We start with the Weyl C*-algebra $\mathcal{W}$ for a finite dimensional symplectic space and we consider the irreducible Schrodinger representation $\pi:\mathcal{W}\rightarrow \mathcal{B}(\mathcal{H})$ where $\mathcal{H}=L^2(\mathbb{R}^n)$. Since such representation is irreducible, the von Neumann algebra generated by such represenation is $\pi(\mathcal{W})''=\mathcal{B}(\mathcal{H})$. The question now is: ¿Is the C*-algebra generated by such representation $\pi(\mathcal{W})=\mathcal{B}(\mathcal{H})$, or is it strictly smaller, i.e. $\pi(\mathcal{W}) \subsetneq \mathcal{B}(\mathcal{H})$? In such case, ¿Is there any useful characterization for such C*-algebra $\pi(\mathcal{W}) \subsetneq \mathcal{B}(\mathcal{H})$?

Answer 1

$\pi(\mathcal{W})$ is strictly smaller than $B(H)$.

Since the Weyl algebra $\mathcal{W}$ is simple, every nontrivial representation is faithful. Therefore $\pi:\mathcal{W}\rightarrow\pi(\mathcal{W})\subseteq B(H)$ is a bijective *-homomorphism (surjective to its image), hence $\pi(\mathcal{W})\cong\mathcal{W}$ as C${}^\ast$-algebras. I hope this answers your second question.

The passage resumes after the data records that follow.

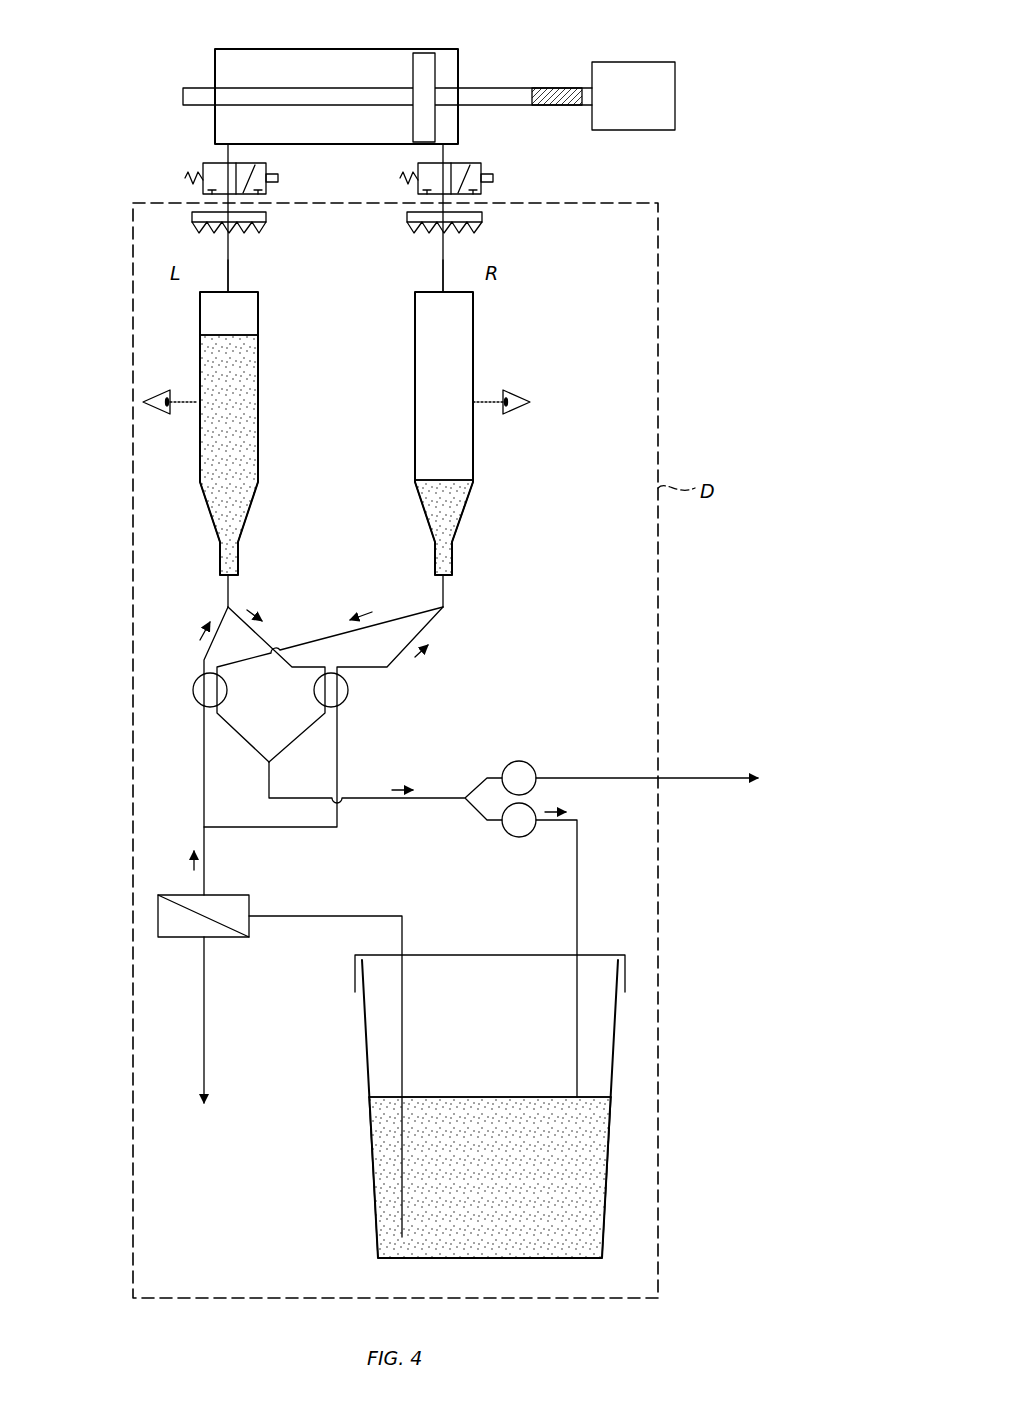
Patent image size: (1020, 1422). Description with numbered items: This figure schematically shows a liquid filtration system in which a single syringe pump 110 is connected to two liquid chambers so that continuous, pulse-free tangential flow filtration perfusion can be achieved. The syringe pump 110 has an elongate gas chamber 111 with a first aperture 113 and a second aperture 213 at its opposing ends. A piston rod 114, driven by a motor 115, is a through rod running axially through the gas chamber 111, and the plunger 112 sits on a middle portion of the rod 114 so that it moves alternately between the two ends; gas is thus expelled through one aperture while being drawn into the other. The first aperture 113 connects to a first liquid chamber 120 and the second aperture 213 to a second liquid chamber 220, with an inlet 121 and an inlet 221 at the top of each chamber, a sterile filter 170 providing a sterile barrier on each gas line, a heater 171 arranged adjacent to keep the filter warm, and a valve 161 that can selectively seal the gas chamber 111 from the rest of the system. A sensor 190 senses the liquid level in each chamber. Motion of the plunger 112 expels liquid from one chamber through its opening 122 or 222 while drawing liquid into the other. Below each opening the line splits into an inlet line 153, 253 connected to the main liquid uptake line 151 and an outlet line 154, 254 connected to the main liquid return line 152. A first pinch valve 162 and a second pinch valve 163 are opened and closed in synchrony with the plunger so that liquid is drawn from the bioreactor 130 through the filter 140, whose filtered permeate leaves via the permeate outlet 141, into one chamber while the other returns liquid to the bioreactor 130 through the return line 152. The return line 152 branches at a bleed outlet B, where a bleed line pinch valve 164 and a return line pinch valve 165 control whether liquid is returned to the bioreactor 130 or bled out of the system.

The syringe pump 110 is at (362, 48).
The gas chamber 111 is at (233, 60).
The plunger 112 is at (424, 60).
The first aperture 113 is at (228, 138).
The piston rod 114 is at (303, 95).
The motor 115 is at (677, 75).
The first liquid chamber 120 is at (259, 306).
The left container inlet 121 is at (230, 290).
The opening 122 is at (227, 580).
The bioreactor 130 is at (366, 1060).
The filter 140 is at (158, 912).
The permeate outlet 141 is at (203, 1034).
The main liquid uptake line 151 is at (297, 918).
The main liquid return line 152 is at (405, 800).
The inlet line 153 is at (204, 667).
The outlet line 154 is at (245, 613).
The valve 161 is at (494, 180).
The first pinch valve 162 is at (193, 690).
The second pinch valve 163 is at (348, 690).
The bleed line pinch valve 164 is at (519, 760).
The return line pinch valve 165 is at (505, 834).
The sterile filter 170 is at (483, 230).
The heater 171 is at (270, 230).
The sensor 190 is at (518, 392).
The second aperture 213 is at (443, 140).
The second liquid chamber 220 is at (474, 468).
The right container inlet 221 is at (440, 290).
The opening 222 is at (450, 583).
The inlet line 253 is at (440, 630).
The outlet line 254 is at (397, 612).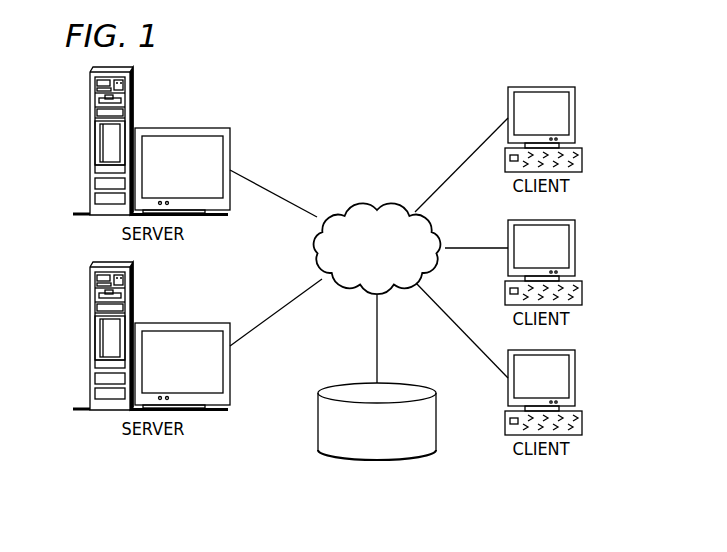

As for your first, $\pi(\mathcal{W})$ does not contain the compact operators (because it's simple), so $\pi(\mathcal{W})\subsetneq B(H)$.

For more info, see Photons In Fock Space And Beyond by Honegger and Rieckers.

Answer 2

I cannot be very explicit because I don't know what $\mathcal W$ is.

But, this can be said: if $\mathcal W$ is finite-dimensional, then so is $\mathcal H$ and $\pi(\mathcal W)=\mathcal B(\mathcal H)$. If, on the other hand, $\mathcal W$ is infinite-dimensional, it is likely that $\mathcal W$ is separable; in that case you always have $\pi(\mathcal W)\subsetneq \mathcal B(\mathcal H)$, since the latter is not separable.